The final technique is generalization, where you reduce the precision of data to a level that is still useful for analytics but no longer identifies an individual. This is the perfect pattern for location data.

The Goal​

You will remove the precise latitude and longitude fields from the location object, while preserving the city, state, and country for regional analytics.

Implementation​

  1. Start with the Previous Pipeline: Copy the pseudonymize-user.yaml from Step 4 to a new file named generalize-location.yaml.

    cp pseudonymize-user.yaml generalize-location.yaml
  2. Add the Generalization Logic: Open generalize-location.yaml and add the location logic to the bottom of the existing mapping processor.

    Add this to your 'mapping' processor in generalize-location.yaml
    # --- Logic from previous steps ---
    # (The existing logic for all other PII fields remains here)

    # --- START: New additions for Generalization ---

    # Remove the precise GPS coordinates to protect user privacy,
    # but keep the city, state, and country for regional analytics.
    root.location = this.location.without("latitude", "longitude")

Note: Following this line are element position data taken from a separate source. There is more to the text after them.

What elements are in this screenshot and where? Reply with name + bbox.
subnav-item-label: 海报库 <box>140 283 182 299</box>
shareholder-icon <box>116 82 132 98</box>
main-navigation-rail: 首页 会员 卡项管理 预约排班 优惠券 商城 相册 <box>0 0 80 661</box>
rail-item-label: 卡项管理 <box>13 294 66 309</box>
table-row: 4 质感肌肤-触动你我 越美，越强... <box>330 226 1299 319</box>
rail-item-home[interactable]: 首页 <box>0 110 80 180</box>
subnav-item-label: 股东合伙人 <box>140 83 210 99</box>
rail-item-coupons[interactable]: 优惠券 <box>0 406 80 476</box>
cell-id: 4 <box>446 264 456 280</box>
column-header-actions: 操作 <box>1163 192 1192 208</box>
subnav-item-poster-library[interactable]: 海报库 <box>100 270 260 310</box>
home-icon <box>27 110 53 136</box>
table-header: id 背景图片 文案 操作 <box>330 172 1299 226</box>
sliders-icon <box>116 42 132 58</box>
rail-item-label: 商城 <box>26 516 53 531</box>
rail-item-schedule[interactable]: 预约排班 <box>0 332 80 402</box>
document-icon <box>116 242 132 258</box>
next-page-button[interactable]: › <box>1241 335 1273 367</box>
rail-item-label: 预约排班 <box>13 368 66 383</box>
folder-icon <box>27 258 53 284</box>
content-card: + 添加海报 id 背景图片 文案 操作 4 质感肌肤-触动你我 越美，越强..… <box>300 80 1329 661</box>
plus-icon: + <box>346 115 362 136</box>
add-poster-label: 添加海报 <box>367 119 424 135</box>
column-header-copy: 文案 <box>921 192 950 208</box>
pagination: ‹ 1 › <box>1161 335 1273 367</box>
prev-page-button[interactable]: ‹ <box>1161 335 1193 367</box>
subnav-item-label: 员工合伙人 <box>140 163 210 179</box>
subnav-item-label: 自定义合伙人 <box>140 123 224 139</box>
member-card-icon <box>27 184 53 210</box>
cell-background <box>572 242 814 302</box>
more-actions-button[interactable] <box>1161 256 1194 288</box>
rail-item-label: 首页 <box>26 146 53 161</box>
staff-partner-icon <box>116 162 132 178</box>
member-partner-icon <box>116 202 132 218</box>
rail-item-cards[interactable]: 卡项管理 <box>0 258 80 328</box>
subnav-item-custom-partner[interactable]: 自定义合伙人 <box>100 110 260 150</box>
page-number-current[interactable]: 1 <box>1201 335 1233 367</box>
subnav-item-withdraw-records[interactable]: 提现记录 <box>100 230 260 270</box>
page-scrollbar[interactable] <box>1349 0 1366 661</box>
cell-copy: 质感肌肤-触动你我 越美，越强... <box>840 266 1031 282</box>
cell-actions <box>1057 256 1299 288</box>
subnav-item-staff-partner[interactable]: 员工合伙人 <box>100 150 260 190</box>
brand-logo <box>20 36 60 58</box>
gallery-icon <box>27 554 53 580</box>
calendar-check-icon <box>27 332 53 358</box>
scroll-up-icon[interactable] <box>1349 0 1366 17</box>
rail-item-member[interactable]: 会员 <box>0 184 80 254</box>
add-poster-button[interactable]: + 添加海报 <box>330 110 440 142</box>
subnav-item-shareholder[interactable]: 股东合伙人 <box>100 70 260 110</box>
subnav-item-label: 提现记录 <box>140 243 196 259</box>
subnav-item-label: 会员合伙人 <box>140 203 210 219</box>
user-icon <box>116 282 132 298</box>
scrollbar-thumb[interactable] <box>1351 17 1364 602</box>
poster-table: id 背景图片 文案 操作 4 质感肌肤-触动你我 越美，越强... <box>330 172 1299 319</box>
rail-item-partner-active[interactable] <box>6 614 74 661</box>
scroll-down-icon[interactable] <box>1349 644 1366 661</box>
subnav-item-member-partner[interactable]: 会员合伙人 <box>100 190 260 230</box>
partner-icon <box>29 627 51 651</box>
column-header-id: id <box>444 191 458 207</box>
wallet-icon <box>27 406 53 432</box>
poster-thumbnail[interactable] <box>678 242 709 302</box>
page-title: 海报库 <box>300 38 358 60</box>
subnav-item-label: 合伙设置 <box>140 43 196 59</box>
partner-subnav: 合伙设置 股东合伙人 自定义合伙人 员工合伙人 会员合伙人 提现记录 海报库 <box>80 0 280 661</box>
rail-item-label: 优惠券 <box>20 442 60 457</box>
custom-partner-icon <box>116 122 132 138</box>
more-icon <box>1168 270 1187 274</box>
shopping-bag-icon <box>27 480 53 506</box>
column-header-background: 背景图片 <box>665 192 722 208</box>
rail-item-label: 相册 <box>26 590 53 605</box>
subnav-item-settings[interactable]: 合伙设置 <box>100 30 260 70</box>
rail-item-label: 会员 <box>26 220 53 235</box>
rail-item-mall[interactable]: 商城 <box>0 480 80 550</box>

    # --- END: New additions ---
  3. Deploy and Test:

    # Send the sample event data
    curl -X POST http://localhost:8080/events/ingest \
    -H "Content-Type: application/json" \
    -d @~/expanso-remove-pii/sample-event.json
  4. Verify: Check your logs. The location object will no longer contain latitude or longitude, but the other location fields remain.

You have now built a comprehensive PII removal pipeline that applies different techniques—deletion, hashing, pseudonymization, and generalization—to different fields based on their specific privacy and analytics requirements.